In the burgeoning world of 3D food printing, the ink is the star of the show. But unlike traditional inks, these paste-like substances behave in complex ways under stress, making them challenging to characterize and optimize. Enter Bugday Yagmur, a researcher at Eindhoven University of Technology in the Netherlands, who has been delving into the rheological properties of these inks to better understand and predict their behavior during the 3D printing process.
Yagmur’s work, recently published in the journal Applied Rheology, which translates to Applied Rheology in English, focuses on the large deformation response of paste-like 3D food printing inks. This is a critical area of study, as the success of 3D food printing relies heavily on the ink’s rheological behavior. “Understanding how these inks flow and deform under processing conditions is crucial for improving the printing process and the quality of the final product,” Yagmur explains.
The challenge lies in the fact that these inks are prone to edge fracture at high deformations, making traditional steady shearing measurements impractical. To overcome this, Yagmur and her team used oscillatory measurements to characterize the rheology of these inks. They then developed a novel constitutive model—a mathematical representation of the ink’s behavior—to describe the deformation response and translate the information from oscillatory testing to steady shearing.
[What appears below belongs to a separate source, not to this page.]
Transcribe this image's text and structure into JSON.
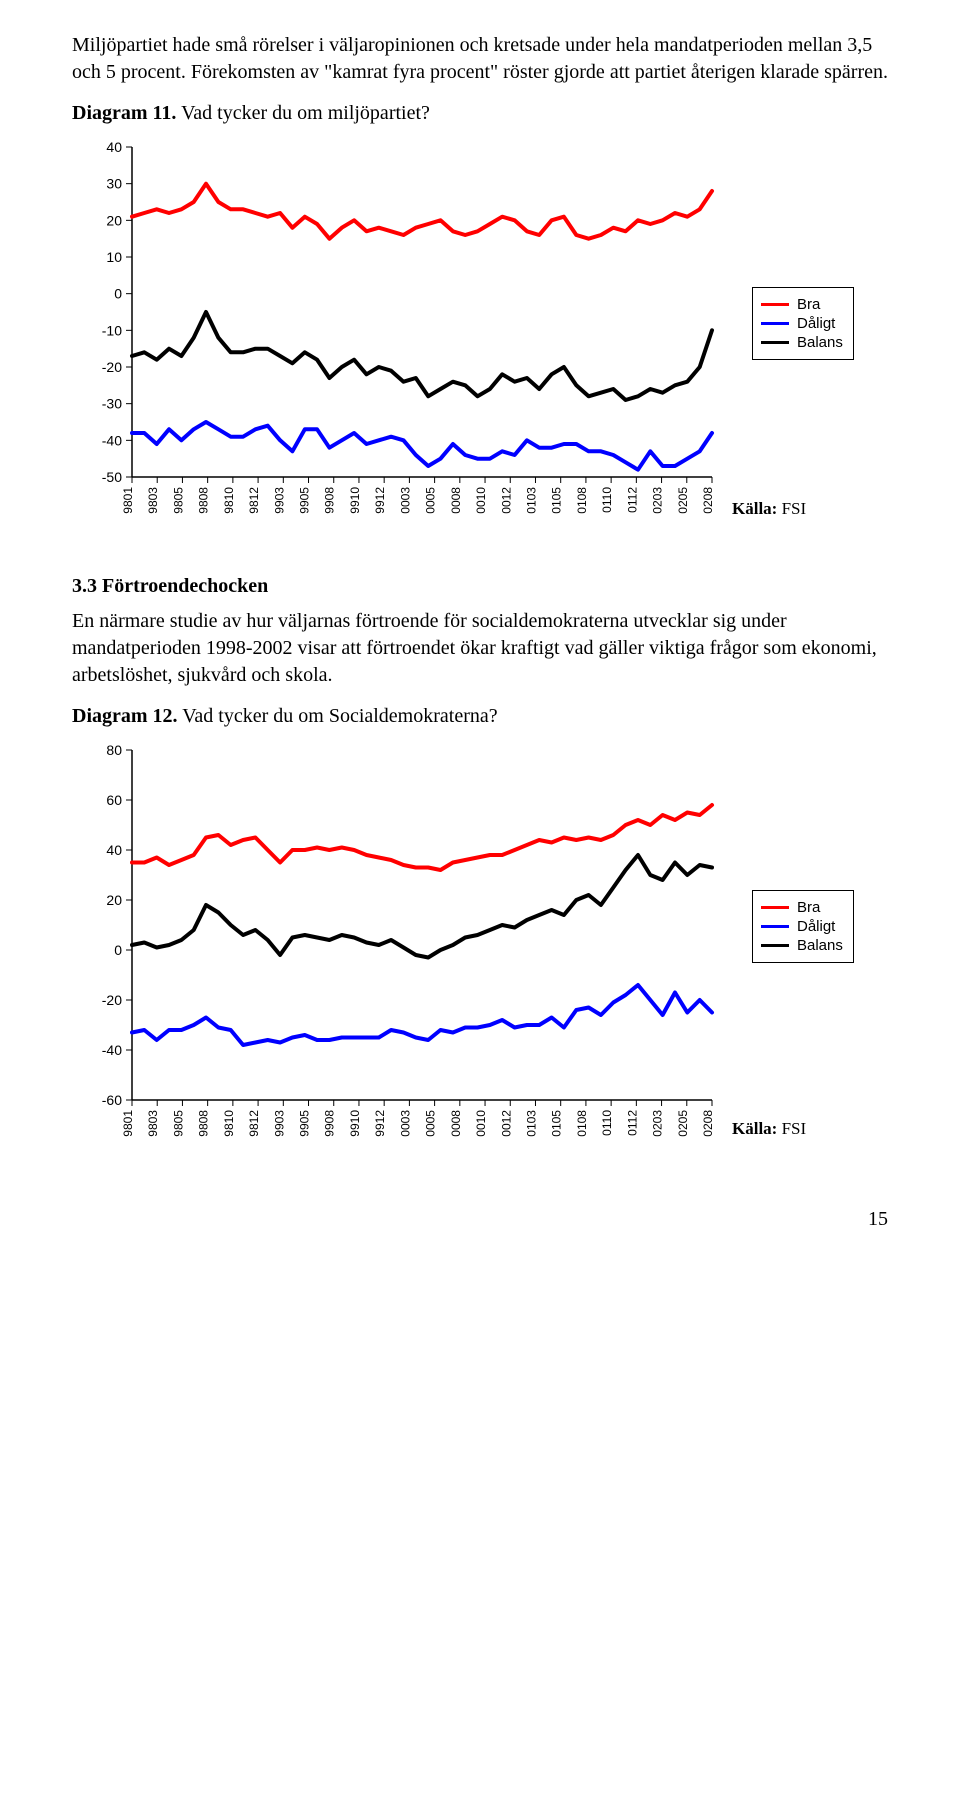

The model, a generalization of the Oldroyd-B model, incorporates a shear-rate-dependent viscosity following the Herschel-Bulkley model. This allows it to accurately predict the sample response at large deformations and the steady-shear flow response, which are both crucial for 3D food printing. “Our model provides a more accurate description of the ink’s behavior under processing conditions, which can help optimize the printing process and improve the quality of the printed food,” Yagmur says.
The implications of this research extend beyond the food industry. The methodology developed by Yagmur and her team can be applied to other materials that are challenging to characterize, such as those used in the energy sector. For instance, understanding the rheological properties of drilling fluids, cement slurries, and other paste-like materials could lead to improved drilling efficiency, better wellbore stability, and enhanced oil recovery.
Moreover, this research could pave the way for the development of new materials with tailored rheological properties, opening up new possibilities for 3D printing and other industries. As Yagmur puts it, “By understanding and controlling the rheological behavior of these materials, we can push the boundaries of what’s possible in 3D printing and beyond.”
In the rapidly evolving field of 3D printing, understanding and controlling the behavior of printing materials is key. Yagmur’s work is a significant step forward in this direction, offering valuable insights into the rheological properties of paste-like 3D food printing inks and providing a methodology that can be applied to other challenging materials. As the technology continues to advance, so too will our understanding of these complex materials, driving innovation and progress in the field.